Reputation: 27
I have to fill the nan values of a column in a dataframe with the mean of the previous 3 instances. Here is the following example:
df = pd.DataFrame({'col1': [1, 3, 4, 5, np.NaN, np.NaN, np.NaN, 7]})
df
col1
0 1.0
1 3.0
2 4.0
3 5.0
4 NaN
5 NaN
6 NaN
7 7.0
And here is the output I need:
col1
0 1.0
1 3.0
2 4.0
3 5.0
4 4.0
5 4.3
6 4.4
7 7.0
I tried pd.rolling, but it does not work the way I want when the column has more than one NaN value in a roll:
df.fillna(df.rolling(3, min_periods=1).mean().shift())
col1
0 1.0
1 3.0
2 4.0
3 5.0
4 4.0 # np.nanmean([3, 4, 5])
5 4.5 # np.nanmean([np.NaN, 4, 5])
6 5.0 # np.nanmean([np.NaN, np.naN ,5])
7 7.0
Can someone help me with that? Thanks in advance!
Upvotes: 1
Views: 1668
Reputation: 8219
Probably not the most efficient but terse and gets the job done
from functools import reduce
reduce(lambda d, _: d.fillna(d.rolling(3, min_periods=3).mean().shift()), range(df['col1'].isna().sum()), df)
output
col1
0 1.000000
1 3.000000
2 4.000000
3 5.000000
4 4.000000
5 4.333333
6 4.444444
7 7.000000
we basically use fillna
but require min_periods=3
meaning it will only fill a single NaN at a time, or rather those NaNs that have three non-NaN numbers immediately preceeding it. Then we use reduce
to repeat this operation as many times as there are NaNs in col1
Upvotes: 3
Reputation: 25210
I tried two approaches to this problem. One is a loop over the dataframe, and the second is essentially trying the approach you suggest multiple times, to converge on the right answer.
For each row in the dataframe, get the value from col1. Then, take the average of the last rows. (There can be less than 3 in this list, if we're at the beginning of the dataframe.) If the value is NaN, replace it with the average value. Then, save the value back into the dataframe. If the list of values from the last rows has more than 3 values, then remove the last one.

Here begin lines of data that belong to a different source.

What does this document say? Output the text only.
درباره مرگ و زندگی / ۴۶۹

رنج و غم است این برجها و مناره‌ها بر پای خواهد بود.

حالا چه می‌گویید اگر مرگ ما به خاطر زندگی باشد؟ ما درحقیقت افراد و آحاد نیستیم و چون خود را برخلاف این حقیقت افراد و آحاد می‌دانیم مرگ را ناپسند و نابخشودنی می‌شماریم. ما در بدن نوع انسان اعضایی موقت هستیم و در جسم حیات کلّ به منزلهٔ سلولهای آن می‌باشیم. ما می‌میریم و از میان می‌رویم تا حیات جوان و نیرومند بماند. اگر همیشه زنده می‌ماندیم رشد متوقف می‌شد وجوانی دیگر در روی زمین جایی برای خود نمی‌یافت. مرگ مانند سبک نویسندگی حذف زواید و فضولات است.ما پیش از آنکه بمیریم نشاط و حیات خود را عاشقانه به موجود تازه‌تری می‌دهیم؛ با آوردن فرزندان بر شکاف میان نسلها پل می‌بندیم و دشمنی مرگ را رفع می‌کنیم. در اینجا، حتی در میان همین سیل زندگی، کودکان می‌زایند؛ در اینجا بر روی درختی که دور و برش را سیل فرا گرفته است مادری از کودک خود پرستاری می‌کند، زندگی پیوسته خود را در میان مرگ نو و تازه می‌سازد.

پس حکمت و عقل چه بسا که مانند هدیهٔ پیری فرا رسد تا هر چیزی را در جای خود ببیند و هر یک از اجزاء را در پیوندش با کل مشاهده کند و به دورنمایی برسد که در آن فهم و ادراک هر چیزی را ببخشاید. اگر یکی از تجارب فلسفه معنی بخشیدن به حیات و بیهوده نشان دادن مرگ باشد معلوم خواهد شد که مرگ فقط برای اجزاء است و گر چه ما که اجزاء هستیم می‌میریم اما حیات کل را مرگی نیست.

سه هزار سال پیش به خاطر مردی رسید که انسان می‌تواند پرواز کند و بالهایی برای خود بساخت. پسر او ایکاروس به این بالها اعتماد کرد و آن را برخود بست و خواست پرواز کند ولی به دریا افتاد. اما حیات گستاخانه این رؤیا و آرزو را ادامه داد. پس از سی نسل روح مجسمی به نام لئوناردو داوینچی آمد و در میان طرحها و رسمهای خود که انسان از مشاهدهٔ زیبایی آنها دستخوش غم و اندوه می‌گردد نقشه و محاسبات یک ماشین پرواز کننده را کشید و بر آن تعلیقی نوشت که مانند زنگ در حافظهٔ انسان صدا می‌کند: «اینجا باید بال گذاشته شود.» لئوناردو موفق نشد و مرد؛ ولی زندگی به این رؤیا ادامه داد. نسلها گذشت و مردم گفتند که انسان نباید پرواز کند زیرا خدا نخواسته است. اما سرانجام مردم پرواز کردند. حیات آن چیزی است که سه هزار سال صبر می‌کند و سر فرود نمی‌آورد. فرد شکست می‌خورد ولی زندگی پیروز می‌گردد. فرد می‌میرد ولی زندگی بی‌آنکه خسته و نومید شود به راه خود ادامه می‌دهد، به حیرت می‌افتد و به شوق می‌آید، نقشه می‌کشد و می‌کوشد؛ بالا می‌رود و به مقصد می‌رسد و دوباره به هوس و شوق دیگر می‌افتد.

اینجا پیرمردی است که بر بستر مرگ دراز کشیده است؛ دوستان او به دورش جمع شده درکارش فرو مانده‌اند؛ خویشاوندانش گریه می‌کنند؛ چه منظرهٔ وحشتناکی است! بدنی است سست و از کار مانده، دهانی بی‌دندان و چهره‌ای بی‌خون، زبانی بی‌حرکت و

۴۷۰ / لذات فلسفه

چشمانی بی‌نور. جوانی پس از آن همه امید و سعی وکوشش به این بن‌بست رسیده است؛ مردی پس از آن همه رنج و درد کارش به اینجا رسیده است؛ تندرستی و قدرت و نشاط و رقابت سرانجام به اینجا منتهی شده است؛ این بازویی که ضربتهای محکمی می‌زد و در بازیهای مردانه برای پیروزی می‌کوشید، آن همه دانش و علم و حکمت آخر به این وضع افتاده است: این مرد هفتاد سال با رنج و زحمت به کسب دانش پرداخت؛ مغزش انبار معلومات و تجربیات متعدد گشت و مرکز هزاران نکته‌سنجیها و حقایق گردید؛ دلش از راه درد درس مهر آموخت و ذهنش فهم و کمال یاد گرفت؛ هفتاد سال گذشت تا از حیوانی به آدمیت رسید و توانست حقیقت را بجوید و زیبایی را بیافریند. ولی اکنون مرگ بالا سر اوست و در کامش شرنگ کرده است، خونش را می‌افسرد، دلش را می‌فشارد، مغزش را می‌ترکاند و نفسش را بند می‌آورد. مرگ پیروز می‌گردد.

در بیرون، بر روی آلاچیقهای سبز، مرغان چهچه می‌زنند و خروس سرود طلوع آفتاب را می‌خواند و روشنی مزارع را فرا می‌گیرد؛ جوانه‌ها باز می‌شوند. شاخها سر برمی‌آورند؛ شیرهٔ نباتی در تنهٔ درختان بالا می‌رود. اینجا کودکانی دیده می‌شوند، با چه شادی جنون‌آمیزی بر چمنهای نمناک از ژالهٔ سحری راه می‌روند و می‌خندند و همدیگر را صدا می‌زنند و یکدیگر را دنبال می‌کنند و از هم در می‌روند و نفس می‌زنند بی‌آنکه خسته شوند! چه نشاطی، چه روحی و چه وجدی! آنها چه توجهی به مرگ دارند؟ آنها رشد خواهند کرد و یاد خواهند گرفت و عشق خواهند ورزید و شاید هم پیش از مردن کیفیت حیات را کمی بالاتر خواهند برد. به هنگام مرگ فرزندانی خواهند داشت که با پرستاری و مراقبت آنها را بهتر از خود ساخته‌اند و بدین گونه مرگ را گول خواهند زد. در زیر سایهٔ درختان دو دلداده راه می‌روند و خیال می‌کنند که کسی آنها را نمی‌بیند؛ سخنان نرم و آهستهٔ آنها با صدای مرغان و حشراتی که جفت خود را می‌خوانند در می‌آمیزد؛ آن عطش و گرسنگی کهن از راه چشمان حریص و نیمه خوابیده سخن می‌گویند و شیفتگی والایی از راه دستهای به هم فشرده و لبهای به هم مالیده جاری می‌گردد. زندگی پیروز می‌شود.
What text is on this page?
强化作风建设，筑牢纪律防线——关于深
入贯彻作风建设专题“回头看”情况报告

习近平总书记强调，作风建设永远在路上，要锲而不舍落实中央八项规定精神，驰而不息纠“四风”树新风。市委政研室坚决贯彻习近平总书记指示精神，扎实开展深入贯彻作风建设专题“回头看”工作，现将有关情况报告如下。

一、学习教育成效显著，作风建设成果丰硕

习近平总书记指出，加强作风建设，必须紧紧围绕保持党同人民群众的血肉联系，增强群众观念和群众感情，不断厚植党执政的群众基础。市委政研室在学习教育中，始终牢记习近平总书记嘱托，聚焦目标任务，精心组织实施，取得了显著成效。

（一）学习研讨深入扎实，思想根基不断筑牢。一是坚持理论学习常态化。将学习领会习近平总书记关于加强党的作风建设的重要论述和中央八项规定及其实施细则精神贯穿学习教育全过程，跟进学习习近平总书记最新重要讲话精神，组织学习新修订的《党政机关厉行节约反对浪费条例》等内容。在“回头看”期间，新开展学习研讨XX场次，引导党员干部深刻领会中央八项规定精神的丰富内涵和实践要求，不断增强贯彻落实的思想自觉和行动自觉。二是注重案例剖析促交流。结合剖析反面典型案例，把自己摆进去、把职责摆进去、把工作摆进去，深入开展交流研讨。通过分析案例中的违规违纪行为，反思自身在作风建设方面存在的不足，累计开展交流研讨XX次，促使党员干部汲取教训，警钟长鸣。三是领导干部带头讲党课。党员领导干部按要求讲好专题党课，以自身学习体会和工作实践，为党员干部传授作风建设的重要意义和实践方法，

def impute(df2, col_name):
last_3 = []
for index in df.index:
val = df2.loc[index, col_name]
if len(last_3) > 0:
imputed = np.nanmean(last_3)
else:
imputed = None
if np.isnan(val):
val = imputed
last_3.append(val)
df2.loc[index, col_name] = val
if len(last_3) > 3:
last_3.pop(0)
The core idea here is to notice that in your example of pd.rolling, the first NA replacement value is correct. So, you apply the rolling average, take the first NA value for each run of NA values, and use that number. If you apply this repeatedly, you fill in the first missing value, then the second missing value, then the third. You'll need to run this loop as many times as the longest series of consecutive NA values.
def impute(df2, col_name):
while df2[col_name].isna().any().any():
# If there are multiple NA values in a row, identify just
# the first one
first_na = df2[col_name].isna().diff() & df2[col_name].isna()
# Compute mean of previous 3 values
imputed = df2.rolling(3, min_periods=1).mean().shift()[col_name]
# Replace NA values with mean if they are very first NA
# value in run of NA values
df2.loc[first_na, col_name] = imputed
Running both of these on an 80000 row dataframe, I get the following results:
Loop approach takes 20.744 seconds
Repeated column operation takes 0.056 seconds
Upvotes: 1